Daha düne kadar Cübbeli'nin eleştirerek, yerden yere vurduğu vahabiler her ne hikmetse Yemen'de kukla rejime kansız devrim yapan kahraman Yemen halkına saldırarak, günahsız insanları, bebekleri öldüren Amerika emperyalizminin kukla vahabi kralları, bir anda Cübbeli'nin gözünde ehlisünnet oluverdiler. Bu kıvırmanın sebebi nedendir acaba! Senin bugün ehlisünnet diyerek savundukların, Kerbela'daki Yezid soyu gibi, Amerika emperyalizmi ve İsrail siyonizmi safında "eh-i cinayet" olmuşlar, tekbirlerle Müslüman öldürüyorlar, kadınların ırzına geçiyorlar, sahabelerin mabetlerini tahrip ediyorlar. Cübbelinin bunları bilmemesi ve görmemesi mümkün değildir.
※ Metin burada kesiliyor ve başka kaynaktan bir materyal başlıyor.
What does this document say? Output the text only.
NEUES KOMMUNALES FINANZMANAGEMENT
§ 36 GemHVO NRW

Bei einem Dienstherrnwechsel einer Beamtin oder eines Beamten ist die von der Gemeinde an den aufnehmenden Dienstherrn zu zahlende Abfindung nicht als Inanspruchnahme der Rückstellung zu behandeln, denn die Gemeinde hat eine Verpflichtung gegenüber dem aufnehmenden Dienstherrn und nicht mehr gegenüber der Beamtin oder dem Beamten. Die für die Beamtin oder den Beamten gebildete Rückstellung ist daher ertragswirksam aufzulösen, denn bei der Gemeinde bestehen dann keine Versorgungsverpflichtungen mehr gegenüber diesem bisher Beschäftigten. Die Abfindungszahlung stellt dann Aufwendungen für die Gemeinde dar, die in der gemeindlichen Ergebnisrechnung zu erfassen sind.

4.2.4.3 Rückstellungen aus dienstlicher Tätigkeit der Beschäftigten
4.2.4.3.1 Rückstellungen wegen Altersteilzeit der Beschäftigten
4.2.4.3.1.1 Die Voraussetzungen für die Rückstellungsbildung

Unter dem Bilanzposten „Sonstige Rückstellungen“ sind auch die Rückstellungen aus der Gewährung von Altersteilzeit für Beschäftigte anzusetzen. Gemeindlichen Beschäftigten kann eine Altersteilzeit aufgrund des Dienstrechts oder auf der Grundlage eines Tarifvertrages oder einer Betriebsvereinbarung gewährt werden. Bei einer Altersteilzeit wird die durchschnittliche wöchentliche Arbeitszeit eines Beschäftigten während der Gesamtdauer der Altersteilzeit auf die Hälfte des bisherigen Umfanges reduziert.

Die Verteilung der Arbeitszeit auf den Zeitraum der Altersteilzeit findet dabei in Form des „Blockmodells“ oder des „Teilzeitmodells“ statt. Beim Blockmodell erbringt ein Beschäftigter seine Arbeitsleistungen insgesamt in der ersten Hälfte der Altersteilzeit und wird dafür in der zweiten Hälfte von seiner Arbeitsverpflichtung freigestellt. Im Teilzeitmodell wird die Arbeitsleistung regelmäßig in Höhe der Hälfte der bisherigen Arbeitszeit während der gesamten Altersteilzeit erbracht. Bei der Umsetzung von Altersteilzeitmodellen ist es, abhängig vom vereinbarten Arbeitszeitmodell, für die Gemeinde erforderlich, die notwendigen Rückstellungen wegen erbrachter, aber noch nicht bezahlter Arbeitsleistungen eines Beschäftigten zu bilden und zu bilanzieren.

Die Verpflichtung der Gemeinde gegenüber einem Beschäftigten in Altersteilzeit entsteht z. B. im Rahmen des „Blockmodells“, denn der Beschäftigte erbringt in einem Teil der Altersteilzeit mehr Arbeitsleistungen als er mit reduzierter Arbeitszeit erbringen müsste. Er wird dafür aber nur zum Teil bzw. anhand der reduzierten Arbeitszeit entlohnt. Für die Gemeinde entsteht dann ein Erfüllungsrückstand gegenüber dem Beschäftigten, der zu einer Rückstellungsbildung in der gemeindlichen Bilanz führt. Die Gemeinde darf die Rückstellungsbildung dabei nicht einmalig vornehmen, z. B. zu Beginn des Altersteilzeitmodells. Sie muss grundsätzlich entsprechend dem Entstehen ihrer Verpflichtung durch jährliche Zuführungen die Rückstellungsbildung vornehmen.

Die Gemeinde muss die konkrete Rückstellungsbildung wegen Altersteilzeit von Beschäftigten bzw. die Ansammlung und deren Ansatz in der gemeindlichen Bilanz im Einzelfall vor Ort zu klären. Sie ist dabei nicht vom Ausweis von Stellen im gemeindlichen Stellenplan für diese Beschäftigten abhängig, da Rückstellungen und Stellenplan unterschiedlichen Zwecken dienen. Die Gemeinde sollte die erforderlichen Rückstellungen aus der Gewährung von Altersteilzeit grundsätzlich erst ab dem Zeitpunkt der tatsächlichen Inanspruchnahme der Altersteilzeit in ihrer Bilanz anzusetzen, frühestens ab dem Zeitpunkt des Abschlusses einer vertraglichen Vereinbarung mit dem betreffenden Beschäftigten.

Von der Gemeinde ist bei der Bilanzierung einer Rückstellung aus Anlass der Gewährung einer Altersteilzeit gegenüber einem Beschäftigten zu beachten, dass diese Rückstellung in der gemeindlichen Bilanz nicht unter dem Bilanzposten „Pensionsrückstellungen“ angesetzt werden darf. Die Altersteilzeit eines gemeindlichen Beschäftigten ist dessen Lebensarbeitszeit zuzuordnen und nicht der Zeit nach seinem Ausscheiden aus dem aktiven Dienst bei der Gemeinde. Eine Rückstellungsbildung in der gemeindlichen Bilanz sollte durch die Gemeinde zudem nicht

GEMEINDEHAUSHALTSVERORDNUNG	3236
Cübbeli bir nebze de olsa ilim, irfan ve ferasetten nasibini almış olsaydı; Amerika ve İsrail ile kol kola takılan kukla vahabi krallarla dirsek temasa geçmez, Yemen Müslümanlarının öldürülmesi için Papa edasıyla dua etmez, saf Müslümanları yanıltmaya, batılı hak, hakkı batıl, zalimi mazlum, mazlumu zalim göstermeye kalkışmazdı. Cehaletin, aymazlığın, ilkesizliğin, erdemsizliğin böylesine az rastlanır.
Cübbeli gibi din bezirgânlarının ayrıştırıcı, kışkırtıcı söylemlerinden ve saray, kukla yanlısı fetvalarından, Müslümanlar arasında açılan gediklerin mahkem-i kübrada hesabı çetin olacaktır.
Cübbeli vaazlarında çok hadis nakleden birisidir. Acaba şu hadisi bilmiyor mu? Bilmiyorsa Öğretelim. İyi okusun. Hz. Peygamber efendimiz şöyle buyurmuştur; "Her kim, bir mü'minin öldürülmesine yarım kelime ile dahi olsa katkı sağlarsa; kıyamet günü Allah'ın huzuruna, alnında "Bunun Allah'ın rahmetinden nasibi yoktur" diye yazılmış olarak çıkartılır" (İbn Mace, Sünen, Diyat 1)
Sosyal medyada Cübbeli'nin sadece birkaç sohbetini dinleyenler, onda; mezhep bağnazlığının, taassubun, alay malzemesi olmanın, sığ, basit, bölücü düşüncelerin ve çelişkiler yumağının tamamını görmesi mümkündür.